La nuit est tombée depuis un bail, laissant les étoiles prendre leurs places habituelles au-dessus d'Yggdrasil. On y voit presque comme en plein jour tant la lune brille, malgré les flambeaux allumés le long des rues pavées. Ces mêmes rues, je les connais par cœur, à force. Je les ai arpenté tant et tant de fois qu'il ne me serait nullement difficile de m'y retrouver à l'aveuglette. Avec mon grade, qui plus est, je suis plus ou moins tranquille pour mes déplacements. Je peux compter mes escapades nocturnes parmi mes rondes, si ça m'arrange. À la différence toutefois que je néglige peut-être un peu mon travail de patrouilleur de nuit (roh ça va, il se passe jamais rien de toute façon) pour profiter d'activités un peu plus intéressantes. Comme par exemple rejoindre la demeure de Natsume au moins une fois par semaine. Bon, d'accord, peut-être plusieurs fois par semaine. En même temps, il faut dire que ce n'est pas facile de retrouver une personne plus intimement quand nous appartenons à deux groupes différents. Lui Eossien, moi Altissien... C'est presque une histoire d'amour interdite. Enfin... Pas que y'ait de l'amour, mais... Mais...
Disons plutôt que ça ne va que dans un sens. Le mien. Et je devrais m'en vouloir un peu de profiter de ses contacts alors que je sais que mes sentiments ne sont pas réciproques, mais... J'aime bien trop l'affection et l'attention qu'il me donne pour lui demander d'arrêter et surtout pour ne pas me laisser aller dans ses bras quand c'est tout ce dont je rêve. Cela m'arrange bien, qu'il ait quand même voulu de moi alors qu'aucune parole n'a été prononcée ; que nous nous sommes juste rapprochés naturellement sans toutefois parler du lien qui a commencé à nous unir plus secrètement. Je n'y peux rien ; j'étais prêt à me contenter de ce que j'avais quand bien même cela voudrait dire qu'il ne ressentirait jamais la même chose.
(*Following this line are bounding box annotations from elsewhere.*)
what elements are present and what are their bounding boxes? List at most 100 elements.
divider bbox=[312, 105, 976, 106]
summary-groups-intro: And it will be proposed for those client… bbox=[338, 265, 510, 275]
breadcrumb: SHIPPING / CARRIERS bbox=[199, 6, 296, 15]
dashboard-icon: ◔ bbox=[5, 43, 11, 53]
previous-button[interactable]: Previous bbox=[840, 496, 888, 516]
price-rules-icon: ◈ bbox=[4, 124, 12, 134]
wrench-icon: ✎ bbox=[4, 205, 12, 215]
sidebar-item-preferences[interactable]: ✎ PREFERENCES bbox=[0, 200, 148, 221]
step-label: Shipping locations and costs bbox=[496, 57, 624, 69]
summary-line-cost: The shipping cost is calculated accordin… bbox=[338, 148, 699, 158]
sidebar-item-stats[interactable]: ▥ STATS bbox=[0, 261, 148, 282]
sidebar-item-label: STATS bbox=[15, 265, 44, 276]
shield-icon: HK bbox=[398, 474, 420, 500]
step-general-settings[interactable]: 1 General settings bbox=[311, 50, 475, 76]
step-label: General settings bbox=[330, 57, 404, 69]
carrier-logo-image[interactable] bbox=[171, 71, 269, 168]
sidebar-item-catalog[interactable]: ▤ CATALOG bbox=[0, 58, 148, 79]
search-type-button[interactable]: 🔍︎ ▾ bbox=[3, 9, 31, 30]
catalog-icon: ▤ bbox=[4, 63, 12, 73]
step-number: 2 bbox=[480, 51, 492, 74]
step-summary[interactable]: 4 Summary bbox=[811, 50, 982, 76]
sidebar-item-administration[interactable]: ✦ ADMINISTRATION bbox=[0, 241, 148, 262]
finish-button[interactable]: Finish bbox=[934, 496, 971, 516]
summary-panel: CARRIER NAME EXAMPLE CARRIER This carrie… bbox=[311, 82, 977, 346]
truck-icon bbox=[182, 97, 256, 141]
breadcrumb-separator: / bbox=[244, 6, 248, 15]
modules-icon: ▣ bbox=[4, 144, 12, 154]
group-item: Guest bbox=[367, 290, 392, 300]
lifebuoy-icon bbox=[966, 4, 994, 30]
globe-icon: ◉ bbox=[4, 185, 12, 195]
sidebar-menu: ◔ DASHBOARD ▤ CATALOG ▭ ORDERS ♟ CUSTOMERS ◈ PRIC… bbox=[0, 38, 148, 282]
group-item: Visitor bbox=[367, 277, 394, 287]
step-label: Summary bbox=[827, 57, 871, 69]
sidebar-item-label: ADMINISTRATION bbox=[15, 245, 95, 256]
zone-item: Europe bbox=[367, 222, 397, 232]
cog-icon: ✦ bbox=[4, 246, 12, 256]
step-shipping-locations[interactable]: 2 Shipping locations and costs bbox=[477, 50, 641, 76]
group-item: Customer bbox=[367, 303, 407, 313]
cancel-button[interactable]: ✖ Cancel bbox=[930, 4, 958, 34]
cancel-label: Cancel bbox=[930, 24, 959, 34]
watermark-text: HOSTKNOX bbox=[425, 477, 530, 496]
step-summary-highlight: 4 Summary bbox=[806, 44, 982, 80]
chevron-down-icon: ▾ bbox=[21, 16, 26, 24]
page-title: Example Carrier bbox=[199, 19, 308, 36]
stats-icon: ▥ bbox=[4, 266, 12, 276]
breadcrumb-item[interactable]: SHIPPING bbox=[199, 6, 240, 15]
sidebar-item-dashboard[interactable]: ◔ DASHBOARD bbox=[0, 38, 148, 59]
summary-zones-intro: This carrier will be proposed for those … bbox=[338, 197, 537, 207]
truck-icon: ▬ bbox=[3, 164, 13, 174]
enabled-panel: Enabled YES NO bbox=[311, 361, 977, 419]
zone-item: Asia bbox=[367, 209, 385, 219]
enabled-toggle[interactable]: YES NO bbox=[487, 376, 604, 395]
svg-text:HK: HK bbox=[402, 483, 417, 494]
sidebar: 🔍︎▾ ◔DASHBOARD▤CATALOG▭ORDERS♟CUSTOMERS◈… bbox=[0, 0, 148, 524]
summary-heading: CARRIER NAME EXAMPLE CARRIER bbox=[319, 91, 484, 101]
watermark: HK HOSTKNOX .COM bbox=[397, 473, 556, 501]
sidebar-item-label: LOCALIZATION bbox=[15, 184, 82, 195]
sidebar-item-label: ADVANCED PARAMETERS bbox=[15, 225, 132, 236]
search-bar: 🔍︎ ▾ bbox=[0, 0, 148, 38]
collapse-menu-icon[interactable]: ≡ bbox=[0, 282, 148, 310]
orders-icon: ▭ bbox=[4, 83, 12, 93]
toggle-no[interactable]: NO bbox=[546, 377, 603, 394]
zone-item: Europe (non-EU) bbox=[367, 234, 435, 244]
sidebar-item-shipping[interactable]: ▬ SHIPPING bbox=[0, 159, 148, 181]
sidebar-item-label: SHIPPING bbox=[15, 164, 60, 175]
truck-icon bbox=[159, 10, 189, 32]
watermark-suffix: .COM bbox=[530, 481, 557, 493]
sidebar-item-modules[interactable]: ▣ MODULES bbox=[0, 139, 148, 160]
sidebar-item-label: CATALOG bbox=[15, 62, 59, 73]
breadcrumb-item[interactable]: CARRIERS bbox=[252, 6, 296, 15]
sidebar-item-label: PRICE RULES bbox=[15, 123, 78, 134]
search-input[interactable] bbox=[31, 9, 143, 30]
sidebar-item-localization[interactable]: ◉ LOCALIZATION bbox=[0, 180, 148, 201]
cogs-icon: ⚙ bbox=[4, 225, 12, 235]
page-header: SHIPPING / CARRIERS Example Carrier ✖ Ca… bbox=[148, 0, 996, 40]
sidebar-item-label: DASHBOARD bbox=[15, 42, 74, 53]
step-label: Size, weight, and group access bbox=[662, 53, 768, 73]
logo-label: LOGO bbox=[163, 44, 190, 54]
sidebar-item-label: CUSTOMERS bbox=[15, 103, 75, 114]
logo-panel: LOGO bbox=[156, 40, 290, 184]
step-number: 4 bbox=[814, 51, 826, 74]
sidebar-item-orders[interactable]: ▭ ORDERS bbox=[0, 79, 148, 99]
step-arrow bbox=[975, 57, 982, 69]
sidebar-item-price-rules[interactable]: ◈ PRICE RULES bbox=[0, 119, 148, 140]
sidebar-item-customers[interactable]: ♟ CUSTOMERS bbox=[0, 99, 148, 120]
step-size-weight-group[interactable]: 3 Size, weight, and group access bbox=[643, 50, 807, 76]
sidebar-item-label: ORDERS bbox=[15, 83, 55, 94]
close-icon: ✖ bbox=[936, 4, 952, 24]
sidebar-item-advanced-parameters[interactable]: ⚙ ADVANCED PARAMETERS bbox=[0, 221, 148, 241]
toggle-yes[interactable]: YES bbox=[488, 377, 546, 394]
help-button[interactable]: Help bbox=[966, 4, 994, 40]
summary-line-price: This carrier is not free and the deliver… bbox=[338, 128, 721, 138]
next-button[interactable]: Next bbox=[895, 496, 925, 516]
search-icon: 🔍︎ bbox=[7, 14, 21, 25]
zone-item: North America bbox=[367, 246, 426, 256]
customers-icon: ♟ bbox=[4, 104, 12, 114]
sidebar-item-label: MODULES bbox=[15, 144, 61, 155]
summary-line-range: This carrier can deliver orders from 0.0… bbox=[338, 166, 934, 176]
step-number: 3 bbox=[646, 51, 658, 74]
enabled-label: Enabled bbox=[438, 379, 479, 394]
Alors que ce soit la première fois où nous nous sommes embrassés ou la première nuit que nous avons passé ensemble, je pouvais savourer son temps, son toucher... Et tout ce qu'il avait à m'offrir. Ce qu'il avait et ce qu'il a encore aujourd'hui, ce qui me pousse à faire l'aller régulièrement jusque la maison de Daichi afin de l'enlever pour le prendre avec moi. Comme je le fais ce soir.
Ma situation est loin d'être saine ou évidente, mais je m'en satisfais peut-être un peu trop. Mes pas me portent avec habitude vers cette maison, ce jardin que j'ai franchi d'autres fois auparavant et dans lequel je pénètre de nouveau. Je passe le mur de haies avec aisance, abîmant même de moins en moins cette dernière quand je saute par-dessus. Je sais combien de temps mon petit jardinier met pour s'en occuper. Le jardin de Daichi, grâce à lui, est d'ailleurs empli de beauté. Les fleurs y sont bien traitées et regorgent de couleurs chatoyantes pour les yeux. Si je fais honneur aux soins qui leur sont apportées, je ne m'y attarde toutefois pas. Ce n'est pas pour ça que je suis venu.
Le plus discrètement possible, je me faufile pour contourner l'habitation et arrive au niveau de la fenêtre de Natsume. Heureusement que sa chambre est au rez-de-chaussée...
« Salut, beau brun. »
Je m'appuie contre le rebord de sa fenêtre en souriant d'un air dragueur pour le saluer, m'en voulant presque de le déranger en pleine lecture d'un quelconque livre.